Helming the program is Carl Fortin who started it about four years ago. Over time, it grew to the point where it was necessary to relocate it to Valleycliffe.
“My overall vision when I started Flow Training Centre was to provide a space and programs tailored to the developmental needs of children,” said Fortin in an email, as he was out of town at the time. “Our goal is to help people develop the skills and build the confidence needed to express themselves freely.”
It was a spirit that was observable when The Chief paid a visit to the centre in January.
There, senior instructor Serena Ly gave a tour of the facility and some of its students and instructors.
Ly is a seasoned martial artist, who, when not sharing her skills with her students, works as a stunt person on movie sets.
Aside from showing off her fighting moves on-screen, she’s wound up throwing herself off a car for a simulated hit.
“[Fortin] wanted to spread martial arts in a fun and creative way to inspire other kids to show them martial arts isn’t just a combative sport, but also a creative movement program that can be used in other forms of art as well,” she said.
The curriculum also emphasizes self-discipline and focus.
These are all things that created noticeable differences in the students who’ve put in the time training.
“The change has been dramatic in a sense his co-ordination has improved,” said Ly, referring to a student. “And also just hearing his parents say his behaviour at home is better.”
That student in question is Maddix McReynolds, who recently earned a gold medal at the BC provincial Taekwondo Championships last month.
The seven-year-old was eager to display his skills. McReynolds was capable of leaping over obstacles, and landing in a roll.
“I thought it was cool,” said McReynolds, recalling why he started training.
William Levis, 9, also reflected on why he wanted to become a ninja.
“I heard a couple of my friends talking about it, and I just wondered what it was,” he said.
“I was kind of nervous, because I’d never done anything like it before,” Levis added.
The nerves seem to have disappeared — shortly after speaking, Levis demonstrated a flying kick that punched a hole in a wooden board.
“I’d like to build more discipline,” he said. “And also one of the moves I’d like to learn that I’m already starting is back-flip.”
Twelve-year-old Emma Wilson also had a lot to share on the subject matter.

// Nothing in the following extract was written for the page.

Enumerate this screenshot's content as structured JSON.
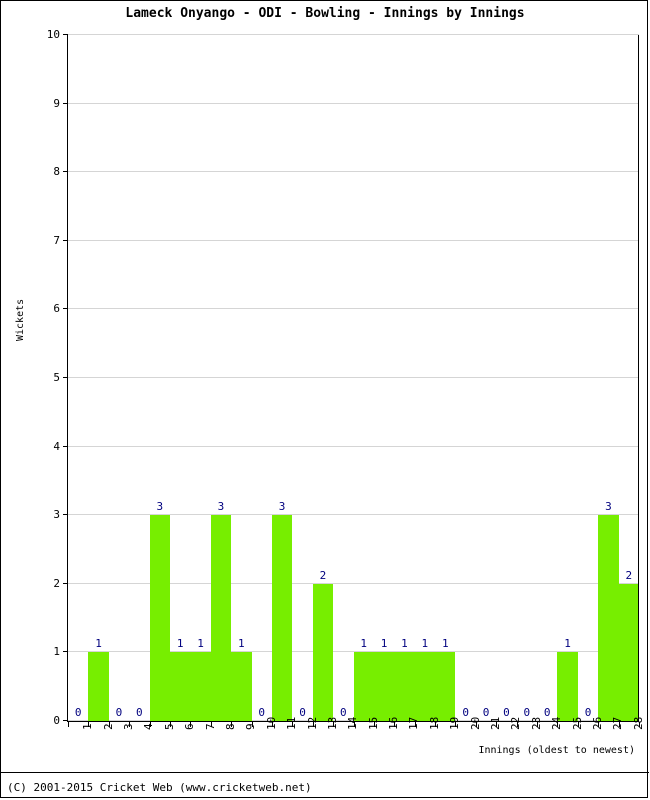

She was one of the gold medal recipients at the BC provincial Taekwondo Championships in January.
“Friends of mine were doing it, and I was interested in parkour,” she said, speaking on why she started.
“My favourite thing to do is acrobatics,” Wilson added. “My favourite move is aerial — is like a no-handed cartwheel.”
When she’s not doing hands-free cartwheels, she’s also displaying taekwondo kicks.
Fifteen-year-old Rebeca Camargo has been practising for only two years, but don’t let that fool you.
Her kicks pack a serious punch — enough to split wooden boards.
For her, the martial arts are her favourite part of the program.
“I like flips and I like kicking,” she said.
“My friends came and they asked me if I wanted to come because I didn’t have anything else to do,” she said of how she got her start. “I just got here from Brazil.”
It’s clear to see that each of the students has made significant progress in their journeys as athletes.
For Kay Protheroe, an assistant instructor, watching it all happen is greatly rewarding.
“Just watch[ing] them open up in ninja is amazing,” said Protheroe. “They start to learn the progressions of different moves and see the challenge in it, and see how their body can move.”
“It’s pretty amazing,” she added.
It was a sentiment echoed by another assistant instructor.
“There’s a level for everybody,” said Annmarie Shrimpton. “There’s the kids who are more reluctant and shier and sort of to watch them build confidence and come out fo their shell and take a risk and try things is really great.”
Shrimpton said she’s seen those results firsthand with her son, who also trains at the centre.
“It’s nice to see him kind of pull it all together,” she said.
“He can do standing front flips now, where he couldn’t even cartwheel when he first came here.”